Glossary term

Startup

A startup is a young business built to develop, test, and scale a product, service, or business model, often under high uncertainty.

Updated

May 16, 2026

Read time

2 min read

What Is a Startup?

A startup is a young business built to develop, test, and scale a product, service, or business model, often under high uncertainty. Startups are usually trying to find product-market fit, prove demand, and grow faster than a traditional small business.

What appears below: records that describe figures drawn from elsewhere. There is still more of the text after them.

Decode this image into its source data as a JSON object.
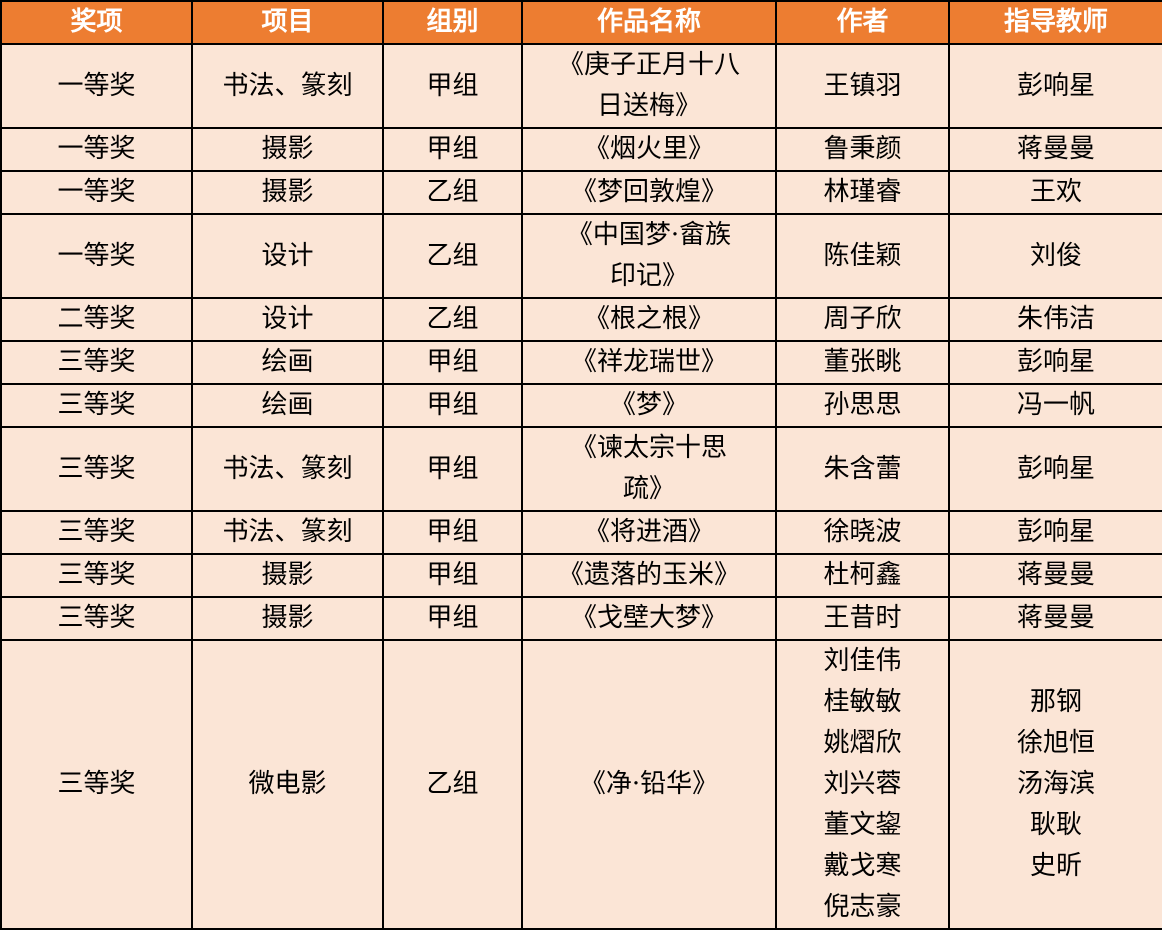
{
  "style": {
    "header_bg": "#ED7D31",
    "header_text": "#FFFFFF",
    "body_bg": "#FBE5D6",
    "body_text": "#000000",
    "border_color": "#000000"
  },
  "table": {
    "headers": [
      "奖项",
      "项目",
      "组别",
      "作品名称",
      "作者",
      "指导教师"
    ],
    "column_keys": [
      "award",
      "category",
      "group",
      "work",
      "author",
      "teacher"
    ],
    "rows": [
      {
        "award": "一等奖",
        "category": "书法、篆刻",
        "group": "甲组",
        "work": [
          "《庚子正月十八",
          "日送梅》"
        ],
        "author": "王镇羽",
        "teacher": "彭响星"
      },
      {
        "award": "一等奖",
        "category": "摄影",
        "group": "甲组",
        "work": "《烟火里》",
        "author": "鲁秉颜",
        "teacher": "蒋曼曼"
      },
      {
        "award": "一等奖",
        "category": "摄影",
        "group": "乙组",
        "work": "《梦回敦煌》",
        "author": "林瑾睿",
        "teacher": "王欢"
      },
      {
        "award": "一等奖",
        "category": "设计",
        "group": "乙组",
        "work": [
          "《中国梦·畲族",
          "印记》"
        ],
        "author": "陈佳颖",
        "teacher": "刘俊"
      },
      {
        "award": "二等奖",
        "category": "设计",
        "group": "乙组",
        "work": "《根之根》",
        "author": "周子欣",
        "teacher": "朱伟洁"
      },
      {
        "award": "三等奖",
        "category": "绘画",
        "group": "甲组",
        "work": "《祥龙瑞世》",
        "author": "董张眺",
        "teacher": "彭响星"
      },
      {
        "award": "三等奖",
        "category": "绘画",
        "group": "甲组",
        "work": "《梦》",
        "author": "孙思思",
        "teacher": "冯一帆"
      },
      {
        "award": "三等奖",
        "category": "书法、篆刻",
        "group": "甲组",
        "work": [
          "《谏太宗十思",
          "疏》"
        ],
        "author": "朱含蕾",
        "teacher": "彭响星"
      },
      {
        "award": "三等奖",
        "category": "书法、篆刻",
        "group": "甲组",
        "work": "《将进酒》",
        "author": "徐晓波",
        "teacher": "彭响星"
      },
      {
        "award": "三等奖",
        "category": "摄影",
        "group": "甲组",
        "work": "《遗落的玉米》",
        "author": "杜柯鑫",
        "teacher": "蒋曼曼"
      },
      {
        "award": "三等奖",
        "category": "摄影",
        "group": "甲组",
        "work": "《戈壁大梦》",
        "author": "王昔时",
        "teacher": "蒋曼曼"
      },
      {
        "award": "三等奖",
        "category": "微电影",
        "group": "乙组",
        "work": "《净·铅华》",
        "author": [
          "刘佳伟",
          "桂敏敏",
          "姚熠欣",
          "刘兴蓉",
          "董文鋆",
          "戴戈寒",
          "倪志豪"
        ],
        "teacher": [
          "那钢",
          "徐旭恒",
          "汤海滨",
          "耿耿",
          "史昕"
        ]
      }
    ]
  }
}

Not every new business is a startup in the investor sense. A local service business can be new and valuable without being built for rapid scaling or venture-style returns.

Key Takeaways

  • A startup is usually young, uncertain, and growth-oriented.
  • Startups often test whether a product, market, or business model can scale.
  • Many startups need outside funding before they become profitable.
  • Venture capital may fund startups with high growth potential.
  • Startup investing can produce large gains, but failure rates and dilution risk can be high.

How Startups Work

A startup usually begins with a problem, product idea, technology, market gap, or founder insight. The early work is not just building a company. It is proving that customers want the product, that revenue can grow, and that the economics can eventually support the business.

Some startups bootstrap with founder savings and customer revenue. Others raise money from angels, venture capital funds, accelerators, or strategic investors. The funding path shapes ownership, risk, and pressure to grow.

Startup Versus Small Business

Feature

Startup

Traditional small business

Growth goal

Often rapid scale

Often stable local or niche profitability

Business model

May still be testing

Often already proven

Funding

May use equity financing

May use savings, loans, or operating cash flow

Investor expectation

High risk, high potential return

Income, sustainability, or modest growth

Why Startups Matter

Startups can create new products, jobs, technologies, and markets. They can also fail quickly when demand, margins, funding, competition, or execution do not work.

For investors and employees, the important question is not only whether the idea is exciting. It is whether the company can turn that idea into durable revenue, profit, and value without giving away too much ownership along the way.

The Bottom Line

A startup is a young, growth-oriented business trying to prove and scale a model under uncertainty. It can create meaningful value, but the same uncertainty that creates upside also creates real failure risk.